Après le CPI, les banques d’investissement se "déchirent sur les rapports" : le camp du non-relèvement des taux pour cette année "capitule", les faucons parient sur trois hausses d’ici janvier prochain
TD Securities prévoit désormais une politique monétaire encore plus restrictive, passant d’une prévision de taux inchangés toute l’année à trois hausses de taux d’ici janvier prochain. JPMorgan anticipe désormais une hausse en septembre et une autre en décembre, tandis qu’en octobre il n’y aurait pas de changement. MUFG prévoit une pause après une hausse en septembre, la probabilité d’une nouvelle augmentation en décembre étant de 60 %. Citibank pense qu’après une hausse en septembre, les taux resteront stables, avant une possible baisse en juin de l’année prochaine.
Après la publication de l’IPC américain d’août, les banques d’investissement de Wall Street ont rapidement ajusté leurs prévisions de taux de la Fed. Bien que l’IPC général ait augmenté de 3,4 % en glissement annuel et de 0,4 % en glissement mensuel, conformément aux attentes, la hausse de l’IPC de base de 0,3 % en glissement mensuel, supérieure aux 0,2 % prévus, est devenue le déclencheur direct du changement de position de nombreuses institutions.
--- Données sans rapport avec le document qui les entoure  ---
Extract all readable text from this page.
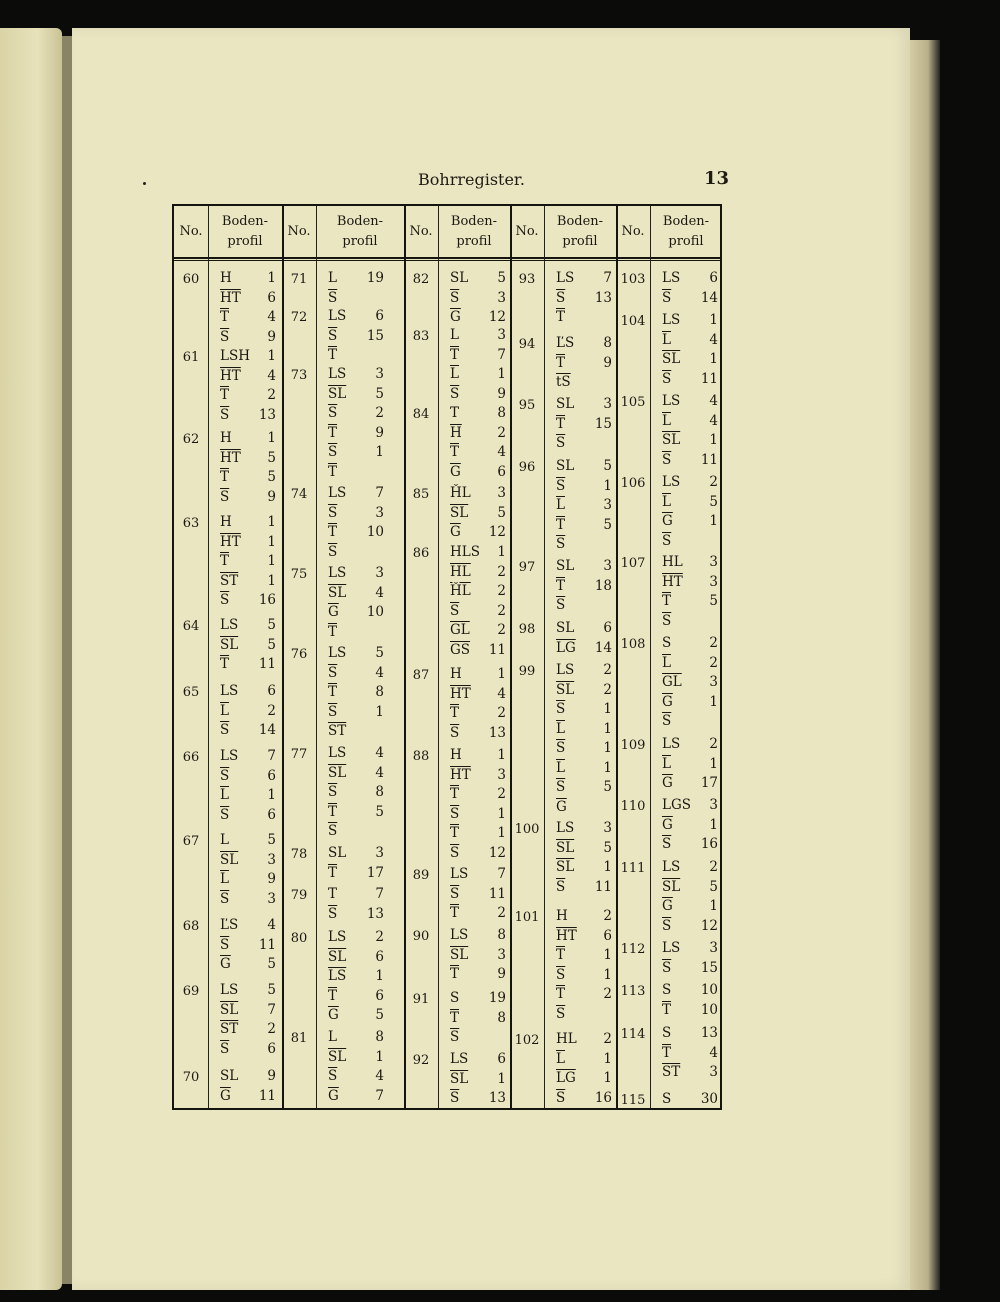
Bohrregister.	13
No.
Boden-
profil
No.
Boden-
profil
No.
Boden-
profil
No.
Boden-
profil
No.
Boden-
profil
60	H	1
$\overline{HT}$ 6
$\overline{T}$	4
$\overline{S}$	9
61	LSH 1
$\overline{HT}$ 4
$\overline{T}$	2
$\overline{S}$ 13
62	H	1
$\overline{HT}$ 5
$\overline{T}$	5
$\overline{S}$	9
63	H	1
$\overline{HT}$ 1
$\overline{T}$	1
$\overline{ST}$ 1
$\overline{S}$ 16
64	LS 5
$\overline{SL}$ 5
$\overline{T}$ 11
65	LS 6
$\overline{L}$	2
$\overline{S}$ 14
66	LS 7
$\overline{S}$	6
$\overline{L}$	1
$\overline{S}$	6
67	L	5
$\overline{SL}$ 3
$\overline{L}$	9
$\overline{S}$	3
68	ĽS 4
$\overline{S}$ 11
$\overline{G}$	5
69	LS 5
$\overline{SL}$ 7
$\overline{ST}$ 2
$\overline{S}$	6
70	SL 9
$\overline{G}$ 11
71	L 19
$\overline{S}$
72	LS 6
$\overline{S}$ 15
$\overline{T}$
73	LS 3
$\overline{SL}$ 5
$\overline{S}$	2
$\overline{T}$	9
$\overline{S}$	1
$\overline{T}$
74	LS 7
$\overline{S}$	3
$\overline{T}$ 10
$\overline{S}$
75	LS 3
$\overline{SL}$ 4
$\overline{G}$ 10
$\overline{T}$
76	LS 5
$\overline{S}$	4
$\overline{T}$	8
$\overline{S}$	1
$\overline{ST}$
77	LS 4
$\overline{SL}$ 4
$\overline{S}$	8
$\overline{T}$	5
$\overline{S}$
78	SL 3
$\overline{T}$ 17
79	T	7
$\overline{S}$ 13
80	LS 2
$\overline{SL}$ 6
$\overline{LS}$ 1
$\overline{T}$	6
$\overline{G}$	5
81	L	8
$\overline{SL}$ 1
$\overline{S}$	4
$\overline{G}$	7
82	SL 5
$\overline{S}$	3
$\overline{G}$ 12
83	L	3
$\overline{T}$	7
$\overline{L}$	1
$\overline{S}$	9
84	T	8
$\overline{H}$	2
$\overline{T}$	4
$\overline{G}$	6
85	ȞL 3
$\overline{SL}$ 5
$\overline{G}$ 12
86	HLS 1
$\overline{HL}$ 2
$\overline{ȞL}$ 2
$\overline{S}$	2
$\overline{GL}$ 2
$\overline{GS}$ 11
87	H	1
$\overline{HT}$ 4
$\overline{T}$	2
$\overline{S}$ 13
88	H	1
$\overline{HT}$ 3
$\overline{T}$	2
$\overline{S}$	1
$\overline{T}$	1
$\overline{S}$ 12
89	LS 7
$\overline{S}$ 11
$\overline{T}$	2
90	LS 8
$\overline{SL}$ 3
$\overline{T}$	9
91	S 19
$\overline{T}$	8
$\overline{S}$
92	LS 6
$\overline{SL}$ 1
$\overline{S}$ 13
93	LS 7
$\overline{S}$ 13
$\overline{T}$
94	ĽS 8
$\overline{T}$	9
$\overline{tS}$
95	SL 3
$\overline{T}$ 15
$\overline{S}$
96	SL 5
$\overline{S}$	1
$\overline{L}$	3
$\overline{T}$	5
$\overline{S}$
97	SL 3
$\overline{T}$ 18
$\overline{S}$
98	SL 6
$\overline{LG}$ 14
99	LS 2
$\overline{SL}$ 2
$\overline{S}$	1
$\overline{L}$	1
$\overline{S}$	1
$\overline{L}$	1
$\overline{S}$	5
$\overline{G}$
100	LS 3
$\overline{SL}$ 5
$\overline{SL}$ 1
$\overline{S}$ 11
101	H	2
$\overline{HT}$ 6
$\overline{T}$	1
$\overline{S}$	1
$\overline{T}$	2
$\overline{S}$
102	HL 2
$\overline{L}$	1
$\overline{LG}$ 1
$\overline{S}$ 16
103	LS 6
$\overline{S}$ 14
104	LS 1
$\overline{L}$	4
$\overline{SL}$ 1
$\overline{S}$ 11
105	LS 4
$\overline{L}$	4
$\overline{SL}$ 1
$\overline{S}$ 11
106	LS 2
$\overline{L}$	5
$\overline{G}$	1
$\overline{S}$
107	HL 3
$\overline{HT}$ 3
$\overline{T}$	5
$\overline{S}$
108	S	2
$\overline{L}$	2
$\overline{GL}$ 3
$\overline{G}$	1
$\overline{S}$
109	LS 2
$\overline{L}$	1
$\overline{G}$ 17
110	LGS 3
$\overline{G}$	1
$\overline{S}$ 16
111	LS 2
$\overline{SL}$ 5
$\overline{G}$	1
$\overline{S}$ 12
112	LS 3
$\overline{S}$ 15
113	S 10
$\overline{T}$ 10
114	S 13
$\overline{T}$	4
$\overline{ST}$ 3
115	S 30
Le changement le plus évident est que les institutions qui prévoyaient jusqu’à présent que la Fed resterait sans bouger pour le reste de l’année se sont soudainement positionnées pour parier sur une hausse des taux en septembre ; cependant, concernant la possibilité de nouvelles hausses après septembre, Wall Street enregistre désormais des divergences prononcées.
TD Securities la plus hawkish : passe directement de « statu quo toute l’année » à prévoir trois hausses
TD Securities effectue le revirement le plus important.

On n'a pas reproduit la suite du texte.